6. It ain't always sunshine and rainbows, kids. No matter how close you are to someone who has gone through this, you still cannot possibly understand all the havoc this disease wrecks on a person's mind/body/psyche/soul. Having said that, please remember that we could all use a little grace here and there. If someone you know is dealing with cancer and they seem unpleasant, short, or distanced, let them be. It's not about you. Their universe as they know it sucks. Every second. And they are dealing with pressures and pains that I pray you never have to know. So give them a less-than-pretty moment. Or two. Or twelve. But don't ever stop loving them.

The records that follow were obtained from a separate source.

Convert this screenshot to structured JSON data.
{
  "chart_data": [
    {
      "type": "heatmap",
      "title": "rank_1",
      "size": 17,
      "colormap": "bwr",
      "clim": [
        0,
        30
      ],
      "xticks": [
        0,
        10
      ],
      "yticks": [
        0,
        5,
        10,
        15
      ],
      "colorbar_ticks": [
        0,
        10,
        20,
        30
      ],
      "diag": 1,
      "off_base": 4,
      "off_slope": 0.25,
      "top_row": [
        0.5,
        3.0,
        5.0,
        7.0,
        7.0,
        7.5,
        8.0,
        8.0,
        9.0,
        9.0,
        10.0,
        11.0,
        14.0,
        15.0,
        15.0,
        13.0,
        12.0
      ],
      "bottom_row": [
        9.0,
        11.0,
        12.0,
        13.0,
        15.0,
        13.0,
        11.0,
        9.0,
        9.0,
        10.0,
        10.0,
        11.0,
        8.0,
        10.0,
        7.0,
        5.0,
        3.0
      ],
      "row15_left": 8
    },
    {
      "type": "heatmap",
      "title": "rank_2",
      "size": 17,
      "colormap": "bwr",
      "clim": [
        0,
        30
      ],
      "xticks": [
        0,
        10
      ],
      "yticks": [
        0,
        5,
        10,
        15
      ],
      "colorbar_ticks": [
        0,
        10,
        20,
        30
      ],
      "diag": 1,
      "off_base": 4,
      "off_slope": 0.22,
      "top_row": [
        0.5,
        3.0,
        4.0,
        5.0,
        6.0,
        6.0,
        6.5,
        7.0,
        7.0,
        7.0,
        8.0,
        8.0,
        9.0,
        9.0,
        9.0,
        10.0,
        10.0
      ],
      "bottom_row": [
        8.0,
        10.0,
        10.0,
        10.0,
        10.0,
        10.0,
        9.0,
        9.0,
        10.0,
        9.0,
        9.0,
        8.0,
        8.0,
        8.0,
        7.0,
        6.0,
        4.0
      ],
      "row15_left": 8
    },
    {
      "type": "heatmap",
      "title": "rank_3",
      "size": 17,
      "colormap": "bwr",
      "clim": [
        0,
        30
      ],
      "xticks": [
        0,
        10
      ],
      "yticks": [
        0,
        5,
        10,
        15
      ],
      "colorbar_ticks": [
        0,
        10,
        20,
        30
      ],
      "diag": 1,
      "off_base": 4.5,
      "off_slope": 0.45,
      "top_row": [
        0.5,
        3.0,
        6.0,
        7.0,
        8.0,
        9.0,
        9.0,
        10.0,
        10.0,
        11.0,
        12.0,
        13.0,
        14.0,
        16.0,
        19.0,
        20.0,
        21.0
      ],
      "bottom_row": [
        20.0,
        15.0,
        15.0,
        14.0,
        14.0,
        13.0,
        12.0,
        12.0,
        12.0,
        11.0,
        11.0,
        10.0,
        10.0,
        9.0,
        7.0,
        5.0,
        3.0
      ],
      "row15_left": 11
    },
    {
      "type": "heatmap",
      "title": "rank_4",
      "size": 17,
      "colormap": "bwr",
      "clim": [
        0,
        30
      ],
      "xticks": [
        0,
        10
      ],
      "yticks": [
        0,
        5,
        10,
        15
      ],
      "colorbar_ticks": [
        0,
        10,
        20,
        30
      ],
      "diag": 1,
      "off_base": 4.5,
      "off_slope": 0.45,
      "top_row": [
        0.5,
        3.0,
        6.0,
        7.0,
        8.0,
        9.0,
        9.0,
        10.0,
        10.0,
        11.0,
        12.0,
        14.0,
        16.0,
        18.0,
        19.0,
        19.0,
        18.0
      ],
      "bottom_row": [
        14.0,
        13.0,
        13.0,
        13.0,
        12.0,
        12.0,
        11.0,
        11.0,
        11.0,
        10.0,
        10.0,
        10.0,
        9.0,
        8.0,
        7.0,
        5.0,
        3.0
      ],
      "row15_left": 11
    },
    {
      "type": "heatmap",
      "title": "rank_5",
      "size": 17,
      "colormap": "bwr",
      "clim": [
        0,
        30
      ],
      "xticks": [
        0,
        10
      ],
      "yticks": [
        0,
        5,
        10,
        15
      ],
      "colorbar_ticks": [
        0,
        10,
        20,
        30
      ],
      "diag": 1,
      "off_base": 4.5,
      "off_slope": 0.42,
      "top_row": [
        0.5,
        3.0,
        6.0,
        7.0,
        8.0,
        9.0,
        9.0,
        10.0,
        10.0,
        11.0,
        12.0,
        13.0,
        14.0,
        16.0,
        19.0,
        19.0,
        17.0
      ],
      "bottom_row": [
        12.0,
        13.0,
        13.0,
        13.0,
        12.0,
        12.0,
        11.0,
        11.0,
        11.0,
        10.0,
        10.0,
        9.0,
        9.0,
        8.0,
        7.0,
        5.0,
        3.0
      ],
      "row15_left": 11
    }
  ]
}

I hope that helps y'all get a better grasp on how you can make things a little more bearable for someone dealing with cancer. I am sure there are a dozen things I've forgotten, and some people dealing with this disease may not have the same complaints that I've outlined here, but that's what I can offer on behalf of our battle.

I know we've all dealt with this in some capacity, so please feel free to add your suggestions, tips, insights, etc.


  1. I think that as a general rule in hospitals...i take that back, as a general rule in PUBLIC, kids should be kept on a leash. I know kids are curious and you have to let them explore to some extent, but there a certain line that is crossed when a kid is jumping on the chair next to you smacking you in the face with a toy.

  2. Yes please, see above. I think it would be awesome if everyone would decide to live by one simple rule: Don't be an asshole.

  3. Seriously! You know, we didn't have kiddie restraints when I was a kid, and I NEVER behaved the way this new crop of gene's does. It's disgusting- start parenting!
    Also, the perfume note should be taken for life, not just in hospitals. Spray and walk through ladies!
    PS- no perfume on job interview? What the french?